Researchers from universities in Denmark, the United States and the Netherlands are therefore joining forces in a new project, PIG-PARADIGM, collecting data on how to improve intestinal resilience in developing piglets, with the aim of advancing knowledge on how to prevent bacterial infections and reducing the need for antimicrobial use.

The Novo Nordisk Foundation is funding the project with DKK 150 million.

Merete Fredholm, Professor of Animal Genetics, Department of Veterinary and Animal Sciences, University of Copenhagen second this opinion. She will be leading the research clarifying the individual and combined impact of the pig host factors and the microbiome on intestinal and systemic health.

Associate Professor Mani Arumugam, the Novo Nordisk Foundation Center for Basic Metabolic Research at the University of Copenhagen, is responsible for leading the data integration.

“Many factors affect a pig’s risk of developing infections, from their microbiome and genetics to their diet and environment. So it is vital that we take a holistic approach to understand how these factors influence that risk in order to develop guidelines that can help reduce antibiotic use. Data scientists with a background in biology, who can integrate and analyse the different data, will therefore play a crucial role in this project,” he says.

Research on pig intestines will save people’s lives

Like humans, pigs develop a complex intestinal microbiome shortly after birth. However, many piglets get diarrhoea at weaning when they are separated from the sow and adapt to the challenge of a new environment and a new diet.

At this time piglets become vulnerable to enteric infections which require the use of antibiotics to prevent disease transmission, and the suffering and death of piglets.

“In PIG-PARADIGM, we will gather knowledge about how to increase the pigs’ natural defences and immunity in the gut.
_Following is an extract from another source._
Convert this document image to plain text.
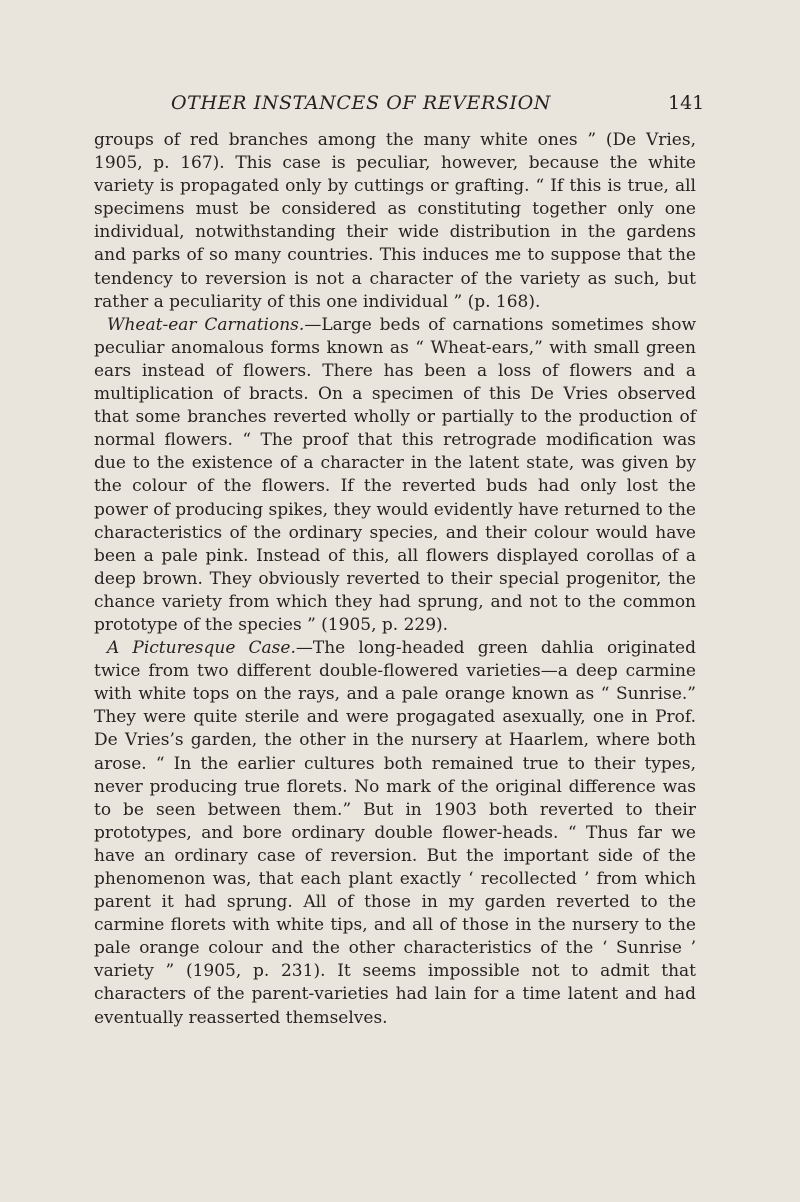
OTHER INSTANCES OF REVERSION	141

groups of red branches among the many white ones ” (De Vries, 1905, p. 167). This case is peculiar, however, because the white variety is propagated only by cuttings or grafting. “ If this is true, all specimens must be considered as constituting together only one individual, notwithstanding their wide distribution in the gardens and parks of so many countries. This induces me to suppose that the tendency to reversion is not a character of the variety as such, but rather a peculiarity of this one individual ” (p. 168).

Wheat-ear Carnations.—Large beds of carnations sometimes show peculiar anomalous forms known as “ Wheat-ears,” with small green ears instead of flowers. There has been a loss of flowers and a multiplication of bracts. On a specimen of this De Vries observed that some branches reverted wholly or partially to the production of normal flowers. “ The proof that this retrograde modification was due to the existence of a character in the latent state, was given by the colour of the flowers. If the reverted buds had only lost the power of producing spikes, they would evidently have returned to the characteristics of the ordinary species, and their colour would have been a pale pink. Instead of this, all flowers displayed corollas of a deep brown. They obviously reverted to their special progenitor, the chance variety from which they had sprung, and not to the common prototype of the species ” (1905, p. 229).

A Picturesque Case.—The long-headed green dahlia originated twice from two different double-flowered varieties—a deep carmine with white tops on the rays, and a pale orange known as “ Sunrise.” They were quite sterile and were progagated asexually, one in Prof. De Vries’s garden, the other in the nursery at Haarlem, where both arose. “ In the earlier cultures both remained true to their types, never producing true florets. No mark of the original difference was to be seen between them.” But in 1903 both reverted to their prototypes, and bore ordinary double flower-heads. “ Thus far we have an ordinary case of reversion. But the important side of the phenomenon was, that each plant exactly ‘ recollected ’ from which parent it had sprung. All of those in my garden reverted to the carmine florets with white tips, and all of those in the nursery to the pale orange colour and the other characteristics of the ‘ Sunrise ’ variety ” (1905, p. 231). It seems impossible not to admit that characters of the parent-varieties had lain for a time latent and had eventually reasserted themselves.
If this can be improved, the incidence of diarrhoeal diseases can be reduced and thus the need for antibiotics,” says the grant recipient, Charlotte Lauridsen, Professor and Head of the Department of Animal Science at Aarhus University.

Antibiotics are designed to kill or reduce the growth of the bacteria that make pigs sick, but they can also eliminate the natural intestinal microbiome, which is important for development of immunity in early life.
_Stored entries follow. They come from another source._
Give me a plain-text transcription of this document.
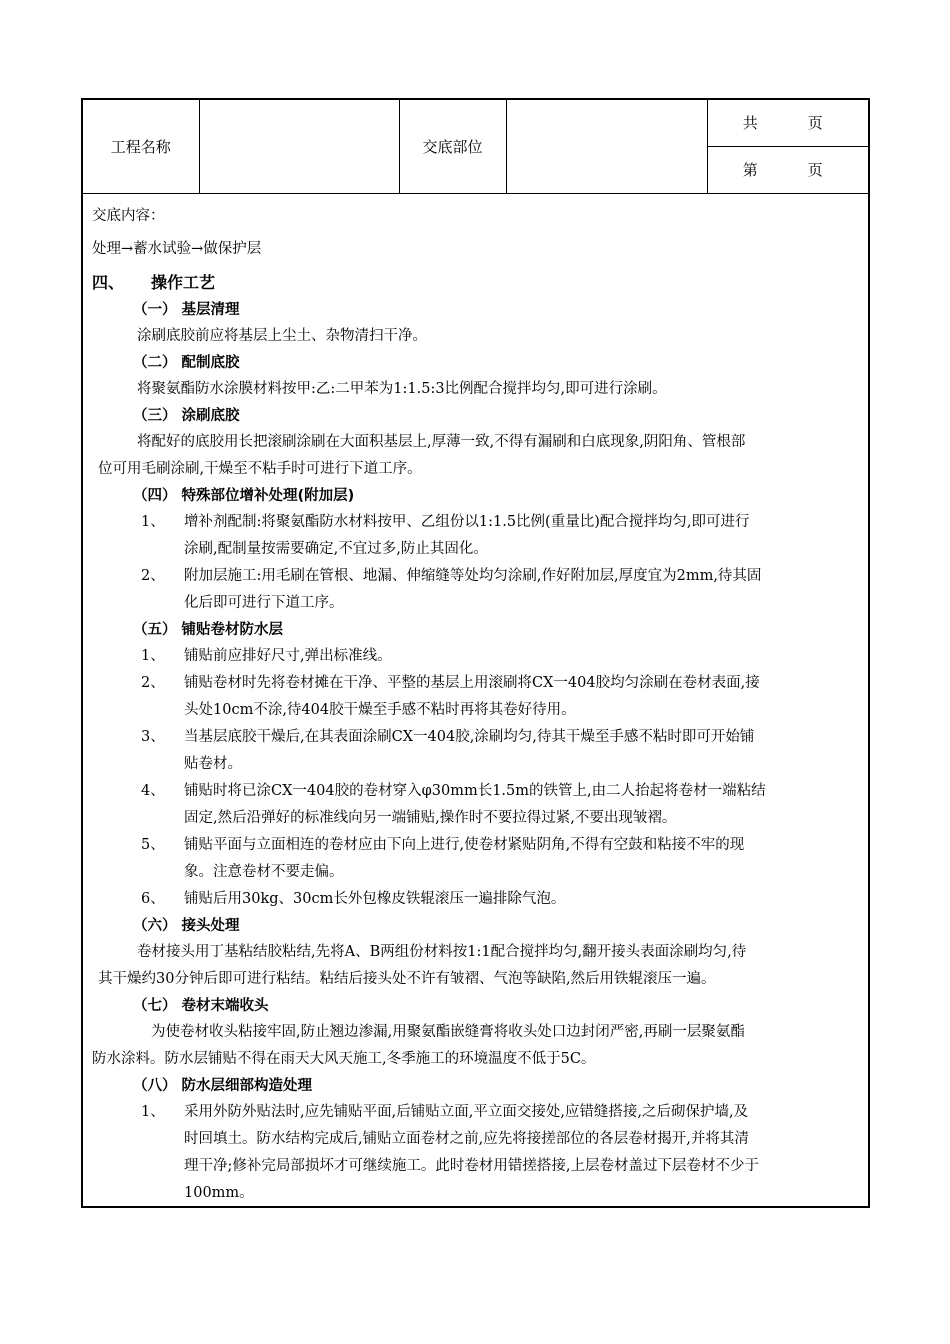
工程名称		交底部位		共	页
第	页
交底内容：
处理→蓄水试验→做保护层
四、 操作工艺
（一） 基层清理
涂刷底胶前应将基层上尘土、杂物清扫干净。
（二） 配制底胶
将聚氨酯防水涂膜材料按甲:乙:二甲苯为1:1.5:3比例配合搅拌均匀,即可进行涂刷。
（三） 涂刷底胶
将配好的底胶用长把滚刷涂刷在大面积基层上,厚薄一致,不得有漏刷和白底现象,阴阳角、管根部
位可用毛刷涂刷,干燥至不粘手时可进行下道工序。
（四） 特殊部位增补处理(附加层)
1、 增补剂配制:将聚氨酯防水材料按甲、乙组份以1:1.5比例(重量比)配合搅拌均匀,即可进行
涂刷,配制量按需要确定,不宜过多,防止其固化。
2、 附加层施工:用毛刷在管根、地漏、伸缩缝等处均匀涂刷,作好附加层,厚度宜为2mm,待其固
化后即可进行下道工序。
（五） 铺贴卷材防水层
1、 铺贴前应排好尺寸,弹出标准线。
2、 铺贴卷材时先将卷材摊在干净、平整的基层上用滚刷将CX一404胶均匀涂刷在卷材表面,接
头处10cm不涂,待404胶干燥至手感不粘时再将其卷好待用。
3、 当基层底胶干燥后,在其表面涂刷CX一404胶,涂刷均匀,待其干燥至手感不粘时即可开始铺
贴卷材。
4、 铺贴时将已涂CX一404胶的卷材穿入φ30mm长1.5m的铁管上,由二人抬起将卷材一端粘结
固定,然后沿弹好的标准线向另一端铺贴,操作时不要拉得过紧,不要出现皱褶。
5、 铺贴平面与立面相连的卷材应由下向上进行,使卷材紧贴阴角,不得有空鼓和粘接不牢的现
象。注意卷材不要走偏。
6、 铺贴后用30kg、30cm长外包橡皮铁辊滚压一遍排除气泡。
（六） 接头处理
卷材接头用丁基粘结胶粘结,先将A、B两组份材料按1:1配合搅拌均匀,翻开接头表面涂刷均匀,待
其干燥约30分钟后即可进行粘结。粘结后接头处不许有皱褶、气泡等缺陷,然后用铁辊滚压一遍。
（七） 卷材末端收头
为使卷材收头粘接牢固,防止翘边渗漏,用聚氨酯嵌缝膏将收头处口边封闭严密,再刷一层聚氨酯
防水涂料。防水层铺贴不得在雨天大风天施工,冬季施工的环境温度不低于5C。
（八） 防水层细部构造处理
1、 采用外防外贴法时,应先铺贴平面,后铺贴立面,平立面交接处,应错缝搭接,之后砌保护墙,及
时回填土。防水结构完成后,铺贴立面卷材之前,应先将接搓部位的各层卷材揭开,并将其清
理干净;修补完局部损坏才可继续施工。此时卷材用错搓搭接,上层卷材盖过下层卷材不少于
100mm。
In PIG-PARADIGM, the researchers will investigate how members of the intestinal microbiome, including bacteria, fungi, archaea and viruses, interact and whether changes in dietary composition or the environment can affect the intestinal microbiome so that less antibiotics are required and thereby that microbial resistance is avoided.
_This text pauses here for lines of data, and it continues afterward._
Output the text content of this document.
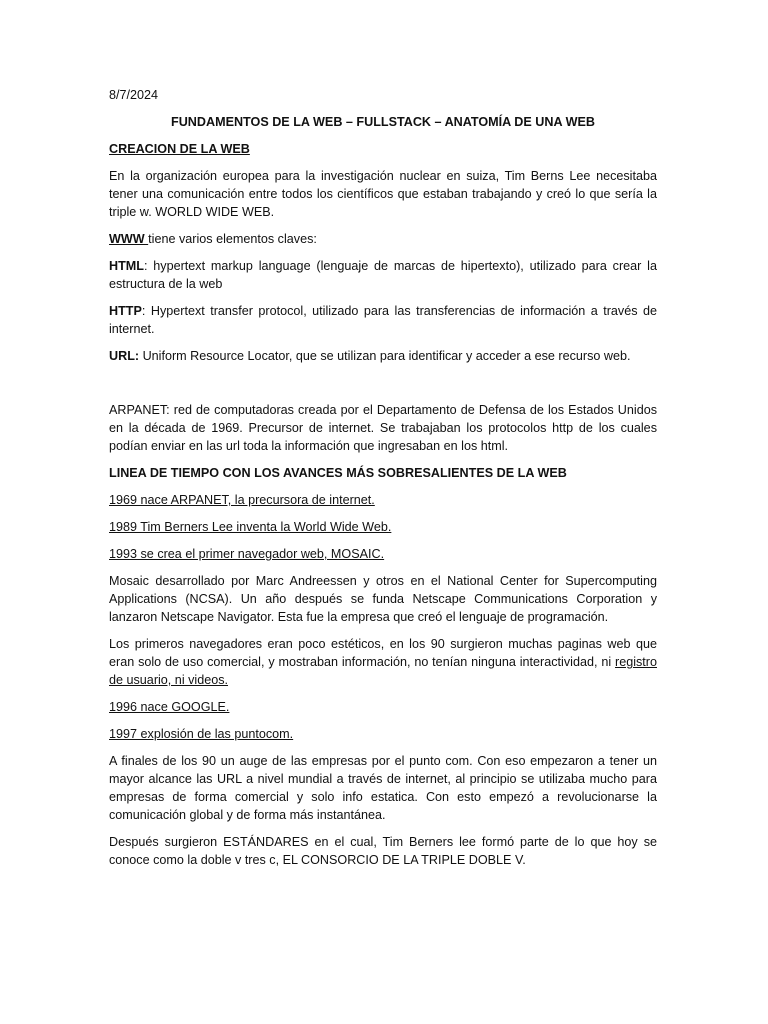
8/7/2024

FUNDAMENTOS DE LA WEB – FULLSTACK – ANATOMÍA DE UNA WEB

CREACION DE LA WEB

En la organización europea para la investigación nuclear en suiza, Tim Berns Lee necesitaba tener una comunicación entre todos los científicos que estaban trabajando y creó lo que sería la triple w. WORLD WIDE WEB.

WWW tiene varios elementos claves:

HTML: hypertext markup language (lenguaje de marcas de hipertexto), utilizado para crear la estructura de la web

HTTP: Hypertext transfer protocol, utilizado para las transferencias de información a través de internet.

URL: Uniform Resource Locator, que se utilizan para identificar y acceder a ese recurso web.

ARPANET: red de computadoras creada por el Departamento de Defensa de los Estados Unidos en la década de 1969. Precursor de internet. Se trabajaban los protocolos http de los cuales podían enviar en las url toda la información que ingresaban en los html.

LINEA DE TIEMPO CON LOS AVANCES MÁS SOBRESALIENTES DE LA WEB

1969 nace ARPANET, la precursora de internet.

1989 Tim Berners Lee inventa la World Wide Web.

1993 se crea el primer navegador web, MOSAIC.

Mosaic desarrollado por Marc Andreessen y otros en el National Center for Supercomputing Applications (NCSA). Un año después se funda Netscape Communications Corporation y lanzaron Netscape Navigator. Esta fue la empresa que creó el lenguaje de programación.

Los primeros navegadores eran poco estéticos, en los 90 surgieron muchas paginas web que eran solo de uso comercial, y mostraban información, no tenían ninguna interactividad, ni registro de usuario, ni videos.

1996 nace GOOGLE.

1997 explosión de las puntocom.

A finales de los 90 un auge de las empresas por el punto com. Con eso empezaron a tener un mayor alcance las URL a nivel mundial a través de internet, al principio se utilizaba mucho para empresas de forma comercial y solo info estatica. Con esto empezó a revolucionarse la comunicación global y de forma más instantánea.

Después surgieron ESTÁNDARES en el cual, Tim Berners lee formó parte de lo que hoy se conoce como la doble v tres c, EL CONSORCIO DE LA TRIPLE DOBLE V.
“We know that diet and nutrition strongly affect the composition and function of the gut microbiome among both humans and pigs. Obtaining knowledge about what characterises a healthy and an unhealthy gut will enable us to design the optimal feed-induced gut microbiome, which can strengthen the immune response and the health of the pigs. This will avoid the need for antibiotics,” says Charlotte Lauridsen.

International collaboration and wide-ranging interest

Extensive data collected from studying pigs will be analysed in detail by researchers in Denmark (Aarhus University, University of Copenhagen and Aalborg University) and internationally (University of California, Davis in the United States and Wageningen University & Research in the Netherlands). The collaboration across institutions and borders will bring together the necessary expertise, technologies and animal studies to find innovative solutions to the problem.

Pork and feed producers all over the world will also follow from the sidelines, and key companies will be invited to join PIG-PARADIGM. The companies will continually use the researchers’ new knowledge in their daily work and will provide the project with real-world data. They will eventually be able to implement the knowledge the project generates as specific solutions that can reduce the need for antibiotics in the pig farming industry – thereby helping to reduce the spread of antimicrobial resistance.

The research project thus has great potential for global health, and if the researchers behind PIG-PARADIGM succeed in determining how to reduce the need for antibiotics in pig production, they can help to overcome one of the greatest health threats of our era.